Hautbakterien bei Mann und Frau verschieden

Forscher haben Unterschiede bei den Hautbakterien von Mann und Frau entdeckt. Vor allem in den tieferen Hautschichten unterscheiden sie sich.

Junge Frau liegt auf ihrem Mann im Bett.

Mikroorganismen – Männer und Frauen unterscheiden sich auch in den Bakterien die auf der Haut leben. Bild: © fotolia.de

Männer und Frauen unterscheiden sich wohl nicht nur durch den »kleinen« Unterschied. Auch die Bakterien, die auf unserer Haut leben, scheinen je nach Geschlecht verschieden zu sein. Ein großer Teil der Bakterien, die auf unserer Haut leben, befinden sich nicht an der Oberfläche, sondern in den tieferen Hautschichten. Das entdeckten Forscher des akademischen Krankenhauses UMC St Radboud in Nimwegen zusammen mit ihren Kollegen von NIZO Food Research in Ede und der Universität Wageningen. Auch stellten sie auffallende Unterschiede in der bakteriellen Zusammenstellung der tieferen Hautschichten bei Männern und Frauen fest. Ihre Publikation erschien in der Fachzeitschrift »Genome Biology«.

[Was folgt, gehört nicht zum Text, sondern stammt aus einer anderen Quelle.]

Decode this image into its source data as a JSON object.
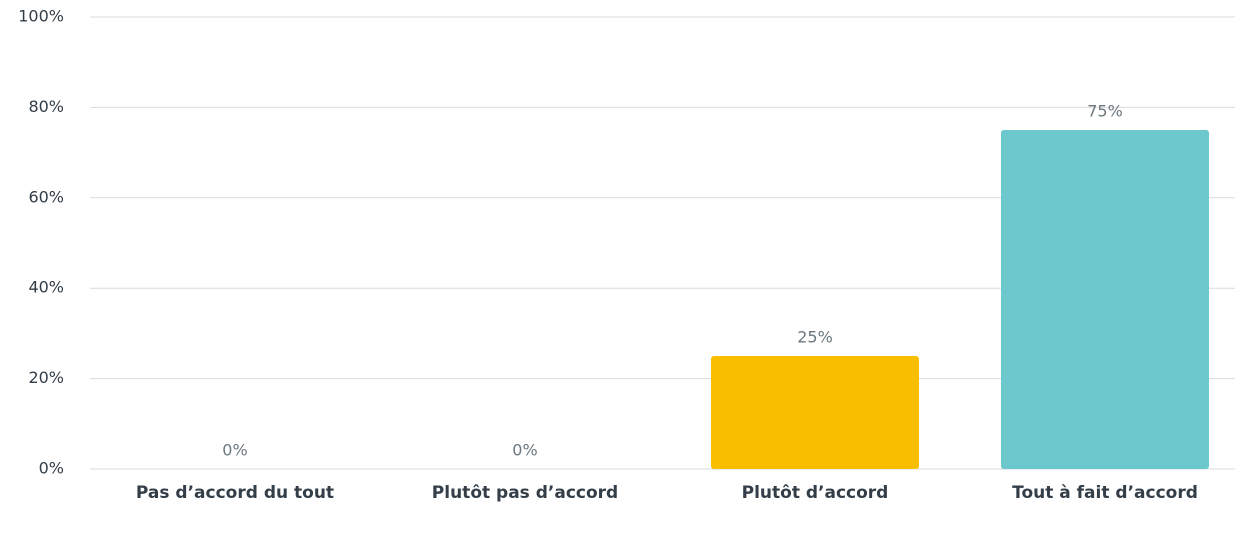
{
  "chart_data": {
    "type": "bar",
    "categories": [
      "Pas d’accord du tout",
      "Plutôt pas d’accord",
      "Plutôt d’accord",
      "Tout à fait d’accord"
    ],
    "values": [
      0,
      0,
      25,
      75
    ],
    "value_labels": [
      "0%",
      "0%",
      "25%",
      "75%"
    ],
    "colors": [
      "#00bf6f",
      "#507cb6",
      "#f9be00",
      "#6bc8cd"
    ],
    "ylim": [
      0,
      100
    ],
    "yticks": [
      {
        "value": 0,
        "label": "0%"
      },
      {
        "value": 20,
        "label": "20%"
      },
      {
        "value": 40,
        "label": "40%"
      },
      {
        "value": 60,
        "label": "60%"
      },
      {
        "value": 80,
        "label": "80%"
      },
      {
        "value": 100,
        "label": "100%"
      }
    ],
    "grid": true
  }
}
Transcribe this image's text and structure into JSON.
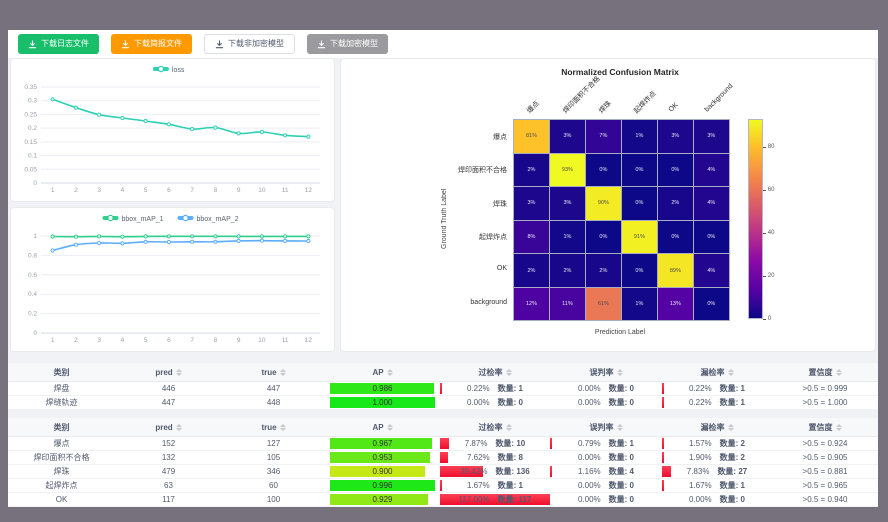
{
  "toolbar": {
    "buttons": [
      {
        "label": "下载日志文件",
        "bg": "#19be6b",
        "fg": "#ffffff",
        "border": "none"
      },
      {
        "label": "下载简报文件",
        "bg": "#ff9900",
        "fg": "#ffffff",
        "border": "none"
      },
      {
        "label": "下载非加密模型",
        "bg": "#ffffff",
        "fg": "#515a6e",
        "border": "1px solid #dcdee2"
      },
      {
        "label": "下载加密模型",
        "bg": "#9a9a9f",
        "fg": "#ffffff",
        "border": "none"
      }
    ]
  },
  "chart_data": [
    {
      "type": "line",
      "title": "",
      "x": [
        1,
        2,
        3,
        4,
        5,
        6,
        7,
        8,
        9,
        10,
        11,
        12
      ],
      "series": [
        {
          "name": "loss",
          "color": "#2ed0b5",
          "values": [
            0.305,
            0.275,
            0.249,
            0.237,
            0.226,
            0.214,
            0.197,
            0.202,
            0.181,
            0.186,
            0.174,
            0.169
          ]
        }
      ],
      "ylim": [
        0,
        0.35
      ],
      "yticks": [
        0,
        0.05,
        0.1,
        0.15,
        0.2,
        0.25,
        0.3,
        0.35
      ],
      "legend_position": "top"
    },
    {
      "type": "line",
      "title": "",
      "x": [
        1,
        2,
        3,
        4,
        5,
        6,
        7,
        8,
        9,
        10,
        11,
        12
      ],
      "series": [
        {
          "name": "bbox_mAP_1",
          "color": "#2fcf8e",
          "values": [
            0.995,
            0.993,
            0.996,
            0.993,
            0.996,
            0.997,
            0.997,
            0.997,
            0.996,
            0.996,
            0.996,
            0.996
          ]
        },
        {
          "name": "bbox_mAP_2",
          "color": "#5cadff",
          "values": [
            0.85,
            0.91,
            0.928,
            0.925,
            0.94,
            0.938,
            0.94,
            0.94,
            0.95,
            0.952,
            0.95,
            0.948
          ]
        }
      ],
      "ylim": [
        0,
        1
      ],
      "yticks": [
        0,
        0.2,
        0.4,
        0.6,
        0.8,
        1
      ],
      "legend_position": "top"
    },
    {
      "type": "heatmap",
      "title": "Normalized Confusion Matrix",
      "xlabel": "Prediction Label",
      "ylabel": "Ground Truth Label",
      "labels": [
        "爆点",
        "焊印面积不合格",
        "焊珠",
        "起焊炸点",
        "OK",
        "background"
      ],
      "matrix": [
        [
          81,
          3,
          7,
          1,
          3,
          3
        ],
        [
          2,
          93,
          0,
          0,
          0,
          4
        ],
        [
          3,
          3,
          90,
          0,
          2,
          4
        ],
        [
          8,
          1,
          0,
          91,
          0,
          0
        ],
        [
          2,
          2,
          2,
          0,
          89,
          4
        ],
        [
          12,
          11,
          61,
          1,
          13,
          0
        ]
      ],
      "unit": "%",
      "vmax": 93,
      "colorbar_ticks": [
        0,
        20,
        40,
        60,
        80
      ],
      "colormap": "plasma"
    }
  ],
  "tables": {
    "qty_label": "数量:",
    "bar_color": "#ef0e2f",
    "groups": [
      {
        "headers": [
          {
            "label": "类别",
            "sortable": false
          },
          {
            "label": "pred",
            "sortable": true
          },
          {
            "label": "true",
            "sortable": true
          },
          {
            "label": "AP",
            "sortable": true
          },
          {
            "label": "过检率",
            "sortable": true
          },
          {
            "label": "误判率",
            "sortable": true
          },
          {
            "label": "漏检率",
            "sortable": true
          },
          {
            "label": "置信度",
            "sortable": true
          }
        ],
        "rows": [
          {
            "cls": "焊盘",
            "pred": "446",
            "true": "447",
            "ap": "0.986",
            "ap_val": 0.986,
            "over_pct": "0.22%",
            "over_n": "1",
            "over_w": 0.22,
            "mis_pct": "0.00%",
            "mis_n": "0",
            "mis_w": 0,
            "miss_pct": "0.22%",
            "miss_n": "1",
            "miss_w": 0.22,
            "conf": ">0.5 = 0.999"
          },
          {
            "cls": "焊缝轨迹",
            "pred": "447",
            "true": "448",
            "ap": "1.000",
            "ap_val": 1.0,
            "over_pct": "0.00%",
            "over_n": "0",
            "over_w": 0,
            "mis_pct": "0.00%",
            "mis_n": "0",
            "mis_w": 0,
            "miss_pct": "0.22%",
            "miss_n": "1",
            "miss_w": 0.22,
            "conf": ">0.5 = 1.000"
          }
        ]
      },
      {
        "headers": [
          {
            "label": "类别",
            "sortable": false
          },
          {
            "label": "pred",
            "sortable": true
          },
          {
            "label": "true",
            "sortable": true
          },
          {
            "label": "AP",
            "sortable": true
          },
          {
            "label": "过检率",
            "sortable": true
          },
          {
            "label": "误判率",
            "sortable": true
          },
          {
            "label": "漏检率",
            "sortable": true
          },
          {
            "label": "置信度",
            "sortable": true
          }
        ],
        "rows": [
          {
            "cls": "爆点",
            "pred": "152",
            "true": "127",
            "ap": "0.967",
            "ap_val": 0.967,
            "over_pct": "7.87%",
            "over_n": "10",
            "over_w": 7.87,
            "mis_pct": "0.79%",
            "mis_n": "1",
            "mis_w": 0.79,
            "miss_pct": "1.57%",
            "miss_n": "2",
            "miss_w": 1.57,
            "conf": ">0.5 = 0.924"
          },
          {
            "cls": "焊印面积不合格",
            "pred": "132",
            "true": "105",
            "ap": "0.953",
            "ap_val": 0.953,
            "over_pct": "7.62%",
            "over_n": "8",
            "over_w": 7.62,
            "mis_pct": "0.00%",
            "mis_n": "0",
            "mis_w": 0,
            "miss_pct": "1.90%",
            "miss_n": "2",
            "miss_w": 1.9,
            "conf": ">0.5 = 0.905"
          },
          {
            "cls": "焊珠",
            "pred": "479",
            "true": "346",
            "ap": "0.900",
            "ap_val": 0.9,
            "over_pct": "39.42%",
            "over_n": "136",
            "over_w": 39.42,
            "mis_pct": "1.16%",
            "mis_n": "4",
            "mis_w": 1.16,
            "miss_pct": "7.83%",
            "miss_n": "27",
            "miss_w": 7.83,
            "conf": ">0.5 = 0.881"
          },
          {
            "cls": "起焊炸点",
            "pred": "63",
            "true": "60",
            "ap": "0.996",
            "ap_val": 0.996,
            "over_pct": "1.67%",
            "over_n": "1",
            "over_w": 1.67,
            "mis_pct": "0.00%",
            "mis_n": "0",
            "mis_w": 0,
            "miss_pct": "1.67%",
            "miss_n": "1",
            "miss_w": 1.67,
            "conf": ">0.5 = 0.965"
          },
          {
            "cls": "OK",
            "pred": "117",
            "true": "100",
            "ap": "0.929",
            "ap_val": 0.929,
            "over_pct": "117.00%",
            "over_n": "117",
            "over_w": 117,
            "mis_pct": "0.00%",
            "mis_n": "0",
            "mis_w": 0,
            "miss_pct": "0.00%",
            "miss_n": "0",
            "miss_w": 0,
            "conf": ">0.5 = 0.940"
          }
        ]
      }
    ]
  }
}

Mikroorganismen bevölkern unsere Haut

Auf unserer Haut befinden sich Milliarden von Mikroorganismen. Es sind vor allem Bakterien, aber auch Pilze, Viren oder Hefen. Sie formen zusammen mit der Oberhaut eine natürliche Barriere für Fremdkörper und Krankheitserreger. Diese Organismen sind mit bloßem Auge nicht erkennbar. Früher mussten Bakterien zuerst gezüchtet werden, um die Art bestimmen zu können. Weniger als ein Prozent der Bakterienarten ist jedoch überhaupt zu kultivieren. Technologische Entwicklungen auf dem Gebiet der DNA-Sequenzierung machen es jetzt möglich komplette Bakterienpopulationen zu analysieren, sogenannte Mikrobiom-Analysen.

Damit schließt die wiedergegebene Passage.